Maar de continuïteit van (mobiele) telecommunicatie is niet vanzelfsprekend. Een langdurige stroomstoring of andere calamiteit kan leiden tot een onderbreking van verschillende soorten dienstverlening waarin telecommunicatie een belangrijke rol speelt. Te denken valt aan elektronische betalingssystemen, besturings- en beveiligingssystemen van bussen, treinen en trams en bewakingscamerasystemen. Deze onderbrekingen leveren steeds meer problemen op, omdat we zowel economisch als maatschappelijk steeds meer vervlochten zijn met telecommunicatie.
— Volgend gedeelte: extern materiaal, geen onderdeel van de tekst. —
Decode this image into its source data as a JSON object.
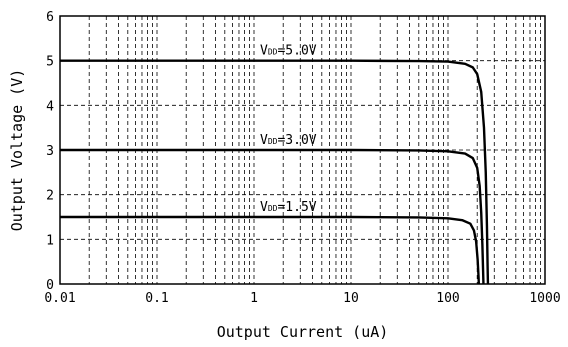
{
  "chart_data": {
    "type": "line",
    "title": "",
    "xlabel": "Output Current  (uA)",
    "ylabel": "Output Voltage  (V)",
    "x_scale": "log",
    "xlim": [
      0.01,
      1000
    ],
    "ylim": [
      0,
      6
    ],
    "x_ticks": [
      {
        "value": 0.01,
        "label": "0.01"
      },
      {
        "value": 0.1,
        "label": "0.1"
      },
      {
        "value": 1,
        "label": "1"
      },
      {
        "value": 10,
        "label": "10"
      },
      {
        "value": 100,
        "label": "100"
      },
      {
        "value": 1000,
        "label": "1000"
      }
    ],
    "y_ticks": [
      {
        "value": 0,
        "label": "0"
      },
      {
        "value": 1,
        "label": "1"
      },
      {
        "value": 2,
        "label": "2"
      },
      {
        "value": 3,
        "label": "3"
      },
      {
        "value": 4,
        "label": "4"
      },
      {
        "value": 5,
        "label": "5"
      },
      {
        "value": 6,
        "label": "6"
      }
    ],
    "grid": true,
    "series": [
      {
        "name": "VDD=5.0V",
        "label_main": "V",
        "label_sub": "DD",
        "label_rest": "=5.0V",
        "x": [
          0.01,
          1,
          10,
          50,
          100,
          150,
          180,
          200,
          220,
          235,
          245,
          252,
          256,
          258
        ],
        "y": [
          5.0,
          5.0,
          5.0,
          4.99,
          4.98,
          4.93,
          4.85,
          4.7,
          4.3,
          3.5,
          2.5,
          1.3,
          0.4,
          0
        ]
      },
      {
        "name": "VDD=3.0V",
        "label_main": "V",
        "label_sub": "DD",
        "label_rest": "=3.0V",
        "x": [
          0.01,
          1,
          10,
          50,
          100,
          150,
          180,
          200,
          212,
          220,
          226,
          230,
          232
        ],
        "y": [
          3.0,
          3.0,
          3.0,
          2.99,
          2.97,
          2.92,
          2.82,
          2.6,
          2.2,
          1.6,
          0.9,
          0.3,
          0
        ]
      },
      {
        "name": "VDD=1.5V",
        "label_main": "V",
        "label_sub": "DD",
        "label_rest": "=1.5V",
        "x": [
          0.01,
          1,
          10,
          50,
          100,
          140,
          170,
          185,
          195,
          202,
          206,
          208
        ],
        "y": [
          1.5,
          1.5,
          1.5,
          1.49,
          1.47,
          1.43,
          1.35,
          1.2,
          0.95,
          0.55,
          0.2,
          0
        ]
      }
    ]
  }
}
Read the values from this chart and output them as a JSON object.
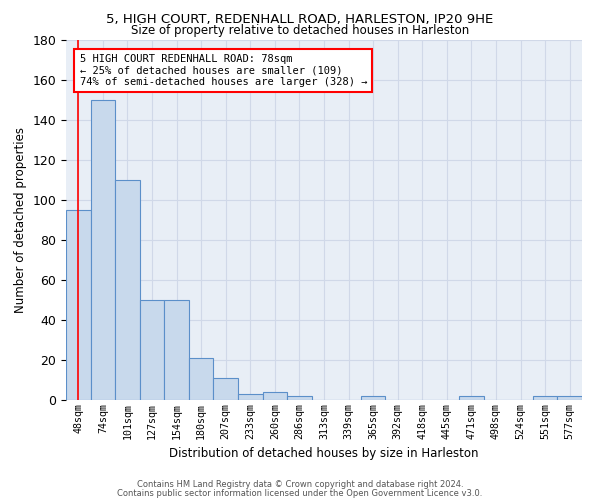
{
  "title1": "5, HIGH COURT, REDENHALL ROAD, HARLESTON, IP20 9HE",
  "title2": "Size of property relative to detached houses in Harleston",
  "xlabel": "Distribution of detached houses by size in Harleston",
  "ylabel": "Number of detached properties",
  "bar_color": "#c8d9ec",
  "bar_edge_color": "#5b8fc9",
  "bg_color": "#e8eef6",
  "grid_color": "#d0d8e8",
  "categories": [
    "48sqm",
    "74sqm",
    "101sqm",
    "127sqm",
    "154sqm",
    "180sqm",
    "207sqm",
    "233sqm",
    "260sqm",
    "286sqm",
    "313sqm",
    "339sqm",
    "365sqm",
    "392sqm",
    "418sqm",
    "445sqm",
    "471sqm",
    "498sqm",
    "524sqm",
    "551sqm",
    "577sqm"
  ],
  "values": [
    95,
    150,
    110,
    50,
    50,
    21,
    11,
    3,
    4,
    2,
    0,
    0,
    2,
    0,
    0,
    0,
    2,
    0,
    0,
    2,
    2
  ],
  "ylim": [
    0,
    180
  ],
  "yticks": [
    0,
    20,
    40,
    60,
    80,
    100,
    120,
    140,
    160,
    180
  ],
  "property_line_x": 0.5,
  "annotation_text": "5 HIGH COURT REDENHALL ROAD: 78sqm\n← 25% of detached houses are smaller (109)\n74% of semi-detached houses are larger (328) →",
  "footer1": "Contains HM Land Registry data © Crown copyright and database right 2024.",
  "footer2": "Contains public sector information licensed under the Open Government Licence v3.0."
}
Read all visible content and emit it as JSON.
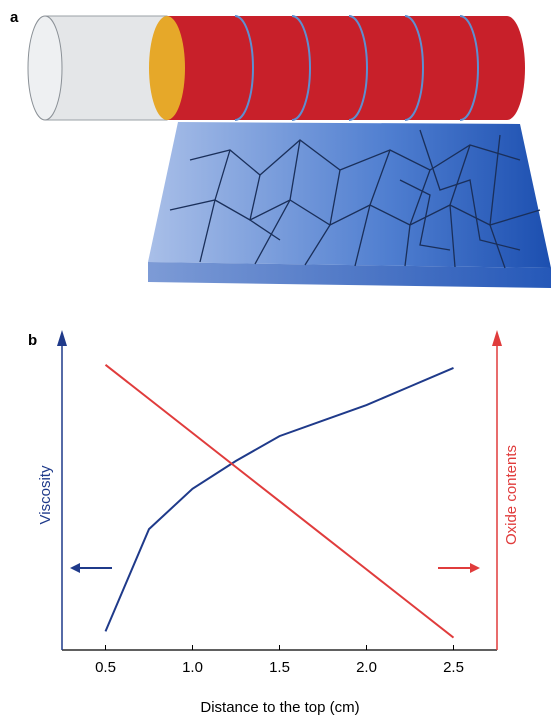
{
  "panel_a": {
    "label": "a"
  },
  "chart_data": {
    "type": "line",
    "panel_label": "b",
    "xlabel": "Distance to the top (cm)",
    "ylabel": "Viscosity",
    "y2label": "Oxide contents",
    "x": [
      0.5,
      0.75,
      1.0,
      1.25,
      1.5,
      1.75,
      2.0,
      2.25,
      2.5
    ],
    "series": [
      {
        "color": "#1f3a8a",
        "values": [
          0.06,
          0.39,
          0.52,
          0.61,
          0.69,
          0.74,
          0.79,
          0.85,
          0.91
        ]
      },
      {
        "color": "#e03c3c",
        "axis": "y2",
        "values": [
          0.92,
          0.81,
          0.7,
          0.59,
          0.48,
          0.37,
          0.26,
          0.15,
          0.04
        ]
      }
    ],
    "xlim": [
      0.25,
      2.75
    ],
    "ylim": [
      0,
      1
    ],
    "y2lim": [
      0,
      1
    ],
    "xticks": [
      0.5,
      {
        "value": 1,
        "label": "1.0"
      },
      1.5,
      {
        "value": 2,
        "label": "2.0"
      },
      2.5
    ]
  }
}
Telecomaanbieders moeten de continuïteit en beschikbaarheid van hun dienst of netwerk beschermen. Zo moeten zij voorzorgsmaatregelen treffen (zorgplicht) en een continuïteitsplan hebben. Doet zich toch een groot incident voor dan hebben telecomaanbieders de verplichting dit te melden bij het daarvoor bij het Agentschap Telecom ingerichte meldloket.
Bellen tijdens een stroomstoring
Op 17 januari 2017 werd Amsterdam e.o. getroffen door een stroomstoring. Samen met de Inspectie Justitie en Veiligheid en de Inspectie Gezondheidszorg en Jeugd heeft Agentschap Telecom in 2017 een onderzoek uitgevoerd naar de effecten van deze storing. Net als in het onderzoek naar de stroomstoring in Diemen (2015), zien we ook nu hoe afhankelijk van energie de inrichting van mobiele en vaste telecomnetwerken en –diensten is. De aanbevelingen uit dat onderzoek blijken daarom nog steeds van toepassing.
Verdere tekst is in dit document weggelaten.